Active and Semi-Supervised Learning in ASR: Benefits on the Acoustic and Language Models
This is an incremental improvement for speech recognition systems, focusing on cost reduction and performance gains in acoustic and language models.
The paper tackles the problem of reducing transcription costs in automatic speech recognition by jointly applying active learning and semi-supervised training, showing that this approach reduces transcription costs by about 70% over random selection or improves word error rate by about 12.5% relative for a fixed budget.
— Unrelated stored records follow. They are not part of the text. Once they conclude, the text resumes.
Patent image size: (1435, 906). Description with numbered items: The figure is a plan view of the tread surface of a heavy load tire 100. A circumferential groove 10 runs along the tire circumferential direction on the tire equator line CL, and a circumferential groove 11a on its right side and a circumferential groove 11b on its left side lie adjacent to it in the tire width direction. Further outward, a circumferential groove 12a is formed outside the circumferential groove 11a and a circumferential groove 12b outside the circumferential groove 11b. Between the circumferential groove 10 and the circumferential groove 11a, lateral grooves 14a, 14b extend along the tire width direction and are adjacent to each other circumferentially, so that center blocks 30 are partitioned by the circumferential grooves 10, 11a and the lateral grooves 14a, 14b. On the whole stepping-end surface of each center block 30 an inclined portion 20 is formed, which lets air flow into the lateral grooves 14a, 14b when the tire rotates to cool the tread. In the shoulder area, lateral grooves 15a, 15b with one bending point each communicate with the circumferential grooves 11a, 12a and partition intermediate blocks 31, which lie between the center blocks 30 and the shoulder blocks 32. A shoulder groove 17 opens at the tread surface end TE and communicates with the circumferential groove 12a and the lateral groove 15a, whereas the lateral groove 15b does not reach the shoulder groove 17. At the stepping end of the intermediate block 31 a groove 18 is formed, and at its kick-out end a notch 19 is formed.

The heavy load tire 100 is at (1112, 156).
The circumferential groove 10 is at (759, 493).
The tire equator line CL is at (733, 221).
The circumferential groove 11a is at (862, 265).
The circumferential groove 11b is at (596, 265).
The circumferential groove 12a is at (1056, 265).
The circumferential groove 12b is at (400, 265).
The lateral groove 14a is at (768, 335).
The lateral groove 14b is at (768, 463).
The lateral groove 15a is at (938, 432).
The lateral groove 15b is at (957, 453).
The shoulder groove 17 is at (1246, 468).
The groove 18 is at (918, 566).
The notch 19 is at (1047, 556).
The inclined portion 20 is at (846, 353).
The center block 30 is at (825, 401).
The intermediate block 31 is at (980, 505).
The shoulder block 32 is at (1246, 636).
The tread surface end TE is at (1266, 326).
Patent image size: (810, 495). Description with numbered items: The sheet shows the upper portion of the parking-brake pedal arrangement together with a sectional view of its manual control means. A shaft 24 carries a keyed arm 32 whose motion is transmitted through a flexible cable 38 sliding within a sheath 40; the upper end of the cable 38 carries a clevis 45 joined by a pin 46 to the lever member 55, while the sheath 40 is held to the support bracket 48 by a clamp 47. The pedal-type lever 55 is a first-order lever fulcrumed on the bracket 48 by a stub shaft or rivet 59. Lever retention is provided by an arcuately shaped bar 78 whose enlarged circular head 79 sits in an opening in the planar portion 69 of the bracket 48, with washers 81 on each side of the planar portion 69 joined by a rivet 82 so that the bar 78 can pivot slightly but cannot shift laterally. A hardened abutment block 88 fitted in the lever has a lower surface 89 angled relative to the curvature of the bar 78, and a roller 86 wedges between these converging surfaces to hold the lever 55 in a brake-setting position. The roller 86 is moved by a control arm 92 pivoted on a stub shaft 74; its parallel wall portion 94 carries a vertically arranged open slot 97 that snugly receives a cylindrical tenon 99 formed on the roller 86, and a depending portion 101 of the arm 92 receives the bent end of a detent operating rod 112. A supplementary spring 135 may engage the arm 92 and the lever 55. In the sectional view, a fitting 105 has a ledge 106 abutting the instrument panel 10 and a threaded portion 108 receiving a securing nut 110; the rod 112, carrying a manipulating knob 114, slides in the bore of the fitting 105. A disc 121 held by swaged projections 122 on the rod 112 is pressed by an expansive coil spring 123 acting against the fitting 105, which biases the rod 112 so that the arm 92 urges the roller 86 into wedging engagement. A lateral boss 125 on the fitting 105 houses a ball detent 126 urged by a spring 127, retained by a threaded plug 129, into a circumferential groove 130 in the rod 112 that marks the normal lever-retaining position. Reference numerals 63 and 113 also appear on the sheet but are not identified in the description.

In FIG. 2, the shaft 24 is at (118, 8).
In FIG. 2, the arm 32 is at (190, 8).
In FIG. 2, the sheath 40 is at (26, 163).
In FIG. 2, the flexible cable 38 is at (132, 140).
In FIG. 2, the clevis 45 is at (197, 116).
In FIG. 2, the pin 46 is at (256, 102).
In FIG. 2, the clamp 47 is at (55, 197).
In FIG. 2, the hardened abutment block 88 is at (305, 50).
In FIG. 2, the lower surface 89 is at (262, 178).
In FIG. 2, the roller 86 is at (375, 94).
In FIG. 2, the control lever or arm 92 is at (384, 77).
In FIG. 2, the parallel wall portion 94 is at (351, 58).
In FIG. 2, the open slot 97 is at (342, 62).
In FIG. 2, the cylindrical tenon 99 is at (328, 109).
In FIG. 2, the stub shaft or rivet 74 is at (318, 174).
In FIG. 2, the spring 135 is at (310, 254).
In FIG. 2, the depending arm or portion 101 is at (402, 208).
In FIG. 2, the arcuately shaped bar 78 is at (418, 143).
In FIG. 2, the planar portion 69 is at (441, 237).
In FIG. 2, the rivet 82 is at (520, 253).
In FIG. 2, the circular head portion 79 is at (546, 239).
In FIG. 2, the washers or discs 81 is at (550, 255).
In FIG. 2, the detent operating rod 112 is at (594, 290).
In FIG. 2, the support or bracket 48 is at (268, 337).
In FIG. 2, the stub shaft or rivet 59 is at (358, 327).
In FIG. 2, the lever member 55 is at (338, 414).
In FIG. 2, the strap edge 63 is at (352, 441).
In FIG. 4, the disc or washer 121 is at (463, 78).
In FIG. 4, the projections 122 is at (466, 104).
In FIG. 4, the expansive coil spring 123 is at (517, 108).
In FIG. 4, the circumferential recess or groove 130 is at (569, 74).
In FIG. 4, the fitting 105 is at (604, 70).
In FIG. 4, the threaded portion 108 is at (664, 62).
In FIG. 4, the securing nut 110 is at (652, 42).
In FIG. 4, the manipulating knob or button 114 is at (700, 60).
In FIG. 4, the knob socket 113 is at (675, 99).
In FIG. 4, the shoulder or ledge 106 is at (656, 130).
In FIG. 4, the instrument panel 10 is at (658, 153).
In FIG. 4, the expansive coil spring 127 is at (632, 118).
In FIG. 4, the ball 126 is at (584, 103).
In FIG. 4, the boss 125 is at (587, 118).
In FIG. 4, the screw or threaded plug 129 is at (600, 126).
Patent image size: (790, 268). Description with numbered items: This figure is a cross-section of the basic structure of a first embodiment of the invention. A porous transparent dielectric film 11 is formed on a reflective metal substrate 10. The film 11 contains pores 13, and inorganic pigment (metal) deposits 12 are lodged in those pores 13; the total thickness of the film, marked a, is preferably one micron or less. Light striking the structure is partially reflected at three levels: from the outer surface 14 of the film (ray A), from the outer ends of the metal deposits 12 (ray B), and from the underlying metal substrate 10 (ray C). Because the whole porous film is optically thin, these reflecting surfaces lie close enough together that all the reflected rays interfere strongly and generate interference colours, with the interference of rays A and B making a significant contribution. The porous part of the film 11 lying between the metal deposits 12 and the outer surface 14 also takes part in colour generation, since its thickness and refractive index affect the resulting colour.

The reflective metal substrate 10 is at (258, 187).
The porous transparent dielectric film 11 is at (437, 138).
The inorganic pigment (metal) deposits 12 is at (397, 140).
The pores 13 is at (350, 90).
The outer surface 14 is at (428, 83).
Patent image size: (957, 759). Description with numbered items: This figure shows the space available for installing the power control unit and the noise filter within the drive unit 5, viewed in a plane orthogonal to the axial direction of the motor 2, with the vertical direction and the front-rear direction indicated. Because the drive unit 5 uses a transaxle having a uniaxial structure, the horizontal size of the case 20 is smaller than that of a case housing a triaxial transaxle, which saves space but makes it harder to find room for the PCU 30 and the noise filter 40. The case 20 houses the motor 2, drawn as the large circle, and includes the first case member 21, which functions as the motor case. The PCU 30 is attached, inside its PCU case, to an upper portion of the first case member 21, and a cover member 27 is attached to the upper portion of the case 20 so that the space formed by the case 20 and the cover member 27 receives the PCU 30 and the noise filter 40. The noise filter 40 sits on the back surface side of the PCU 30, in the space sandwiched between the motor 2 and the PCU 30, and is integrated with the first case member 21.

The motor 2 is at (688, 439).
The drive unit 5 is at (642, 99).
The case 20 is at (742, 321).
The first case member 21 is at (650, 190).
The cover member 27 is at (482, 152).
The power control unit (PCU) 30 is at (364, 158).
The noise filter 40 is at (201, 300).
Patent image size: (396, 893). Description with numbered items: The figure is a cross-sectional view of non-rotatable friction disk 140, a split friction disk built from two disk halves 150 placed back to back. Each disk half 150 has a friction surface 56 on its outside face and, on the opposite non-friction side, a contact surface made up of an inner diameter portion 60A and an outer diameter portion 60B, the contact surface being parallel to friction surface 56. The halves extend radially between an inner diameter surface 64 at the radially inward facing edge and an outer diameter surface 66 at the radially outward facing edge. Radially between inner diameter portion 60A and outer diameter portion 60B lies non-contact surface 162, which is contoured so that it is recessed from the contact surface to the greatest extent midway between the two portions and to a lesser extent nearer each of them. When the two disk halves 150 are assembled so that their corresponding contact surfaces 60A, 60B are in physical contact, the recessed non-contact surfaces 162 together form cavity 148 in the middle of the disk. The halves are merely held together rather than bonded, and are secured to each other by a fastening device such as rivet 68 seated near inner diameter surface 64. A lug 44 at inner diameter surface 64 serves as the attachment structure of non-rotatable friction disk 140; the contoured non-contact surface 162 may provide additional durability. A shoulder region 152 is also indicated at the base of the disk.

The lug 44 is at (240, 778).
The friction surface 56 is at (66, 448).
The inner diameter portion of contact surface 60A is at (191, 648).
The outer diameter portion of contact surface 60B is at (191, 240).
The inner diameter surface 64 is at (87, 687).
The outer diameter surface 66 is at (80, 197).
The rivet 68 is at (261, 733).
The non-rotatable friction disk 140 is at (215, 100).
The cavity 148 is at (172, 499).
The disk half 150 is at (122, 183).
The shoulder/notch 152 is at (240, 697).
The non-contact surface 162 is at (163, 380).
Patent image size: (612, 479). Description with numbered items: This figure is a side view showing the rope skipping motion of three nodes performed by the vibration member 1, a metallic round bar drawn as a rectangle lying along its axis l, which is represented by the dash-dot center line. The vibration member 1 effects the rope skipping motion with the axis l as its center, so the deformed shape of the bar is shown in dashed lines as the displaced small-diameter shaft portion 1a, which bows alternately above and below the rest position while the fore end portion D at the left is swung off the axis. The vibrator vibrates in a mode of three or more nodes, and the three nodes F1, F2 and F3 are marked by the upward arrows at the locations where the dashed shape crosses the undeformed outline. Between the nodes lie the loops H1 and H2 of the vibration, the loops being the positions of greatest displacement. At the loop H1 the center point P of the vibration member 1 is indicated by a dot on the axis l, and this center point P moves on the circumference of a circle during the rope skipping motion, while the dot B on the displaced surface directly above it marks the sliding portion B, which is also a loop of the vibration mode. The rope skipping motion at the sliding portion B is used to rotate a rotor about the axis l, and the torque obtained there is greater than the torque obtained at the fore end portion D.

The goal of this paper is to simulate the benefits of jointly applying active learning (AL) and semi-supervised training (SST) in a new speech recognition application. Our data selection approach relies on confidence filtering, and its impact on both the acoustic and language models (AM and LM) is studied. While AL is known to be beneficial to AM training, we show that it also carries out substantial improvements to the LM when combined with SST. Sophisticated confidence models, on the other hand, did not prove to yield any data selection gain. Our results indicate that, while SST is crucial at the beginning of the labeling process, its gains degrade rapidly as AL is set in place. The final simulation reports that AL allows a transcription cost reduction of about 70% over random selection. Alternatively, for a fixed transcription budget, the proposed approach improves the word error rate by about 12.5% relative.